I have a short question about the transformation laws of quantum fields. Although I have come across similar questions, I haven't been able to understand this explicitly.
In a QFT, we postulate that field operators transform (under e.g. Lorentz) according to \begin{align} U^\dagger(\Lambda) \phi(x) U(\Lambda) = R(\Lambda) \phi(\Lambda^{-1}(x)). \end{align} Here, $U(\Lambda)$ is a unitary rep transforming the operator $\phi(x)$. As far as I understand, $R(\Lambda)$ is the 'classical rep', i.e. the rep that would act on the classical field $\phi(x)$.
My question is that I don't quite understand how to understand the RHS. If I rewrite it with hats to denote quantum operators, we have \begin{align} U^\dagger(\Lambda) \hat{\phi}(x) U(\Lambda) = R(\Lambda) \hat{\phi}(\Lambda^{-1}(x)). \end{align} Then the $R(\Lambda)$, which is defined as a rep on some classical fields, is now acting on an operator on the Hilbert space.
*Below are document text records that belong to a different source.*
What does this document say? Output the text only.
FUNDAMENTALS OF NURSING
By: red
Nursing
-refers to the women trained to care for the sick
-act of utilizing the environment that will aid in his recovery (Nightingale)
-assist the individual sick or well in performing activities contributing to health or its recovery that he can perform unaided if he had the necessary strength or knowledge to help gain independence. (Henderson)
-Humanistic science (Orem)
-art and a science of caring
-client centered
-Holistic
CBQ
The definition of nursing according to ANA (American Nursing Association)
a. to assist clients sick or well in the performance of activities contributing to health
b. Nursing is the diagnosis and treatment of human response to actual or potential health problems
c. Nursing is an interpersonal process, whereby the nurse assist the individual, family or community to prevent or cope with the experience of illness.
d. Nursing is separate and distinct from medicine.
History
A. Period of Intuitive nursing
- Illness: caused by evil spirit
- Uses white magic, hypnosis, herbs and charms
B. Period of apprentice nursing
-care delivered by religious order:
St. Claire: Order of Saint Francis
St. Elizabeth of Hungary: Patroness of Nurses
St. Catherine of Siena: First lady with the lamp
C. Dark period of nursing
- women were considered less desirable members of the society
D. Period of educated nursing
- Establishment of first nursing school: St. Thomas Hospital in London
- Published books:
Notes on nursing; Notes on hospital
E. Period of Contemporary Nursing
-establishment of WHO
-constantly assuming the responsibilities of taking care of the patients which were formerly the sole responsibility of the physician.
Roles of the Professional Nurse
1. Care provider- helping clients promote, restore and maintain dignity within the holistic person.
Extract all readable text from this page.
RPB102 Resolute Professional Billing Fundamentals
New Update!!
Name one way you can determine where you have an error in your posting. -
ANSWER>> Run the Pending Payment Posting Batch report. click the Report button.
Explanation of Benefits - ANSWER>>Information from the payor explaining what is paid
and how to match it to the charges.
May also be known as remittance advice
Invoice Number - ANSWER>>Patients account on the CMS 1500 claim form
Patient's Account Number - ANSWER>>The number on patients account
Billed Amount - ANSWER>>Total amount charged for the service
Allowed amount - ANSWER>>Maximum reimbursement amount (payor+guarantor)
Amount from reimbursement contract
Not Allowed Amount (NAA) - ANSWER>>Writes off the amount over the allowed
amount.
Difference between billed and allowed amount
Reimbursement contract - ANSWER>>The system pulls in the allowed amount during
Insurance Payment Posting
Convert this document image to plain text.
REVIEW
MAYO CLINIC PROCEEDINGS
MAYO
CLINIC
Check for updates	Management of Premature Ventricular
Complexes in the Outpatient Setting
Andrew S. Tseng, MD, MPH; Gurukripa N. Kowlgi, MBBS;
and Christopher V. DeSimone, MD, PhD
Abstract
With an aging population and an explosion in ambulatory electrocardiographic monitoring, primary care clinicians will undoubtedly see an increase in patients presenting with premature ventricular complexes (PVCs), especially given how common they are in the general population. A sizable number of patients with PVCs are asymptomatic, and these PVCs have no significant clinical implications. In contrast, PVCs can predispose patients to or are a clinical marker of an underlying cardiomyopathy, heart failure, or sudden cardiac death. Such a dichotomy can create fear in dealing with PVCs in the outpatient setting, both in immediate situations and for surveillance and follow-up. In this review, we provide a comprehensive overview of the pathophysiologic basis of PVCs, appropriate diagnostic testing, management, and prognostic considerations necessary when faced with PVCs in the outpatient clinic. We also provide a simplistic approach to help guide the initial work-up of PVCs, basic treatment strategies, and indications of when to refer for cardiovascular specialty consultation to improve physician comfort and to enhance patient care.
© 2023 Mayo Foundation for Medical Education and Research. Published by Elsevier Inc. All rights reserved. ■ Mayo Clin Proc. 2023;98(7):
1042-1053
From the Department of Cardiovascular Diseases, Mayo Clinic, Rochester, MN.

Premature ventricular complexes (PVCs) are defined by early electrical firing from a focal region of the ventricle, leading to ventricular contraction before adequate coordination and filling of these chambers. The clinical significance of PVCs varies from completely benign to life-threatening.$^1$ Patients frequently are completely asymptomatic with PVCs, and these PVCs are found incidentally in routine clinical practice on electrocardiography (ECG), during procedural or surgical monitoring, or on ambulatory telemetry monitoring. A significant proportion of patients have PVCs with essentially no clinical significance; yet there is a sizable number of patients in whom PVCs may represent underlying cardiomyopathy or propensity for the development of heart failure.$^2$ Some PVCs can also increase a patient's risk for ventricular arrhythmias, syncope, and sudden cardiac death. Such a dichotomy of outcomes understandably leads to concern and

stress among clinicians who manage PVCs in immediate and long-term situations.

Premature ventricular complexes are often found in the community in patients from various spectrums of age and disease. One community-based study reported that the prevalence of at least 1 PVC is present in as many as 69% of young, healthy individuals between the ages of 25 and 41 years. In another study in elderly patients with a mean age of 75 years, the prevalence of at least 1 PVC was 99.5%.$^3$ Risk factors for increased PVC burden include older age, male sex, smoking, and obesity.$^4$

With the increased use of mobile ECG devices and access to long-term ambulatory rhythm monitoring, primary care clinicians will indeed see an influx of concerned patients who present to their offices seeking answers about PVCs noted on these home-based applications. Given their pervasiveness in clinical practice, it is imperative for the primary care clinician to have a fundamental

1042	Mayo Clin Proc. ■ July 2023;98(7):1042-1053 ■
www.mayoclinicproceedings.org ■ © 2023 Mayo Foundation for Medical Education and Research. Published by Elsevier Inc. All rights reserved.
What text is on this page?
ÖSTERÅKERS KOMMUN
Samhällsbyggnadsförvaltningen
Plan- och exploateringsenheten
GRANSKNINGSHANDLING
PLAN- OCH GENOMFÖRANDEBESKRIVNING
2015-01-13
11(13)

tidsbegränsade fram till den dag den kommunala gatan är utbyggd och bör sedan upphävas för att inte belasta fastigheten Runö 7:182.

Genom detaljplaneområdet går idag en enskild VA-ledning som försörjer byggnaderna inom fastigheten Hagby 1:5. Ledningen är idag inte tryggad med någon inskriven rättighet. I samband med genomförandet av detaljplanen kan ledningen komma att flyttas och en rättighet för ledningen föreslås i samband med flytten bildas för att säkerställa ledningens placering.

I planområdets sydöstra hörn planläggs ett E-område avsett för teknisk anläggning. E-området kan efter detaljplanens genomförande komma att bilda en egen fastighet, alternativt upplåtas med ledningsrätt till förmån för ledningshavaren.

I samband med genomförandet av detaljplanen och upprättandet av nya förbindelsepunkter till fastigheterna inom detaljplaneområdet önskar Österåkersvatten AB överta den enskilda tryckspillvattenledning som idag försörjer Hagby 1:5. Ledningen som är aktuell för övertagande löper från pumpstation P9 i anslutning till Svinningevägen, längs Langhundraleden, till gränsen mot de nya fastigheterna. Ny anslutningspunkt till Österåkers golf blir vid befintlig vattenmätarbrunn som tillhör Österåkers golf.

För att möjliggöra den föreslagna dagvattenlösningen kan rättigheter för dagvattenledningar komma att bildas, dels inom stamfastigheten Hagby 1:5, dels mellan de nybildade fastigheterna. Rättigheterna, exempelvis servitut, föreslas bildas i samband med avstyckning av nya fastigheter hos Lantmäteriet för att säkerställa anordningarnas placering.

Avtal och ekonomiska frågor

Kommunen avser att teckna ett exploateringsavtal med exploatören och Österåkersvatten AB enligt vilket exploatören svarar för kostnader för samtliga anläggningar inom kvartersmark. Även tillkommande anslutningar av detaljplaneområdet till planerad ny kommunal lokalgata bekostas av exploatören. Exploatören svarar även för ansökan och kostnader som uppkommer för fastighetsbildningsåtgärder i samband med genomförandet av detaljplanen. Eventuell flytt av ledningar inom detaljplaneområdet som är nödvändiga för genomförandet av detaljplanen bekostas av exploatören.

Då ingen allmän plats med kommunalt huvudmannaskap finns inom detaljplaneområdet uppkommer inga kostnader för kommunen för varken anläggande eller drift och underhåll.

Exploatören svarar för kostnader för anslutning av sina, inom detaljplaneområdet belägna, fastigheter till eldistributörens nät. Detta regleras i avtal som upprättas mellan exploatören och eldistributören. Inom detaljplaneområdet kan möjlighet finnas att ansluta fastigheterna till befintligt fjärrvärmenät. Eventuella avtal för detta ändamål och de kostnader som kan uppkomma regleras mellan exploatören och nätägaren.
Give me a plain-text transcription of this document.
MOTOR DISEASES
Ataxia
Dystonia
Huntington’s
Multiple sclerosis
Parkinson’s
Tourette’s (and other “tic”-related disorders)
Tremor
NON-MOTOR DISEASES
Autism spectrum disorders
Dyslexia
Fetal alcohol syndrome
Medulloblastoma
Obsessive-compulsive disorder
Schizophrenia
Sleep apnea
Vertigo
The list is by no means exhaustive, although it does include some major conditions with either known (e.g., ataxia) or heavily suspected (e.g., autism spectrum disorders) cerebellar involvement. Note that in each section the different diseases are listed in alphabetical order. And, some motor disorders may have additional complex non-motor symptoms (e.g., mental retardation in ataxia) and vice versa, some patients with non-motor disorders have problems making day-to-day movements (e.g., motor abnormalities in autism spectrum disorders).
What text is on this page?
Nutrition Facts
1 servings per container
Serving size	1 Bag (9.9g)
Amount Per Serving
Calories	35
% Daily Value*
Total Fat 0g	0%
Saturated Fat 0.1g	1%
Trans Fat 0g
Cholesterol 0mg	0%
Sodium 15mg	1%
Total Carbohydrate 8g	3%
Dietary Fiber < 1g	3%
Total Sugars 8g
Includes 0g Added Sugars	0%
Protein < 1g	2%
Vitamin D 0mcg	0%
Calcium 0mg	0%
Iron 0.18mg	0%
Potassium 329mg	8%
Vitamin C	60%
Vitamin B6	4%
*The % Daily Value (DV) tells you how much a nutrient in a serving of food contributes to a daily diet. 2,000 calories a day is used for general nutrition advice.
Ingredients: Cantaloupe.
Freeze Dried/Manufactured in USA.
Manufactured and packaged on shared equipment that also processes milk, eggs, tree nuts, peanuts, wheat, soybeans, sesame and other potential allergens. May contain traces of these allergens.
One way this might make sense is if what is meant by the transformation law is instead \begin{align} U^\dagger(\Lambda) \hat{\phi}(x) U(\Lambda) = \widehat{R(\Lambda) \phi}(\Lambda^{-1}(x)), \end{align} i.e. considering the operator obtained from quantising the transformed field.
So my questions are is this correct? And if not, what am I misunderstanding, and what is the resolution?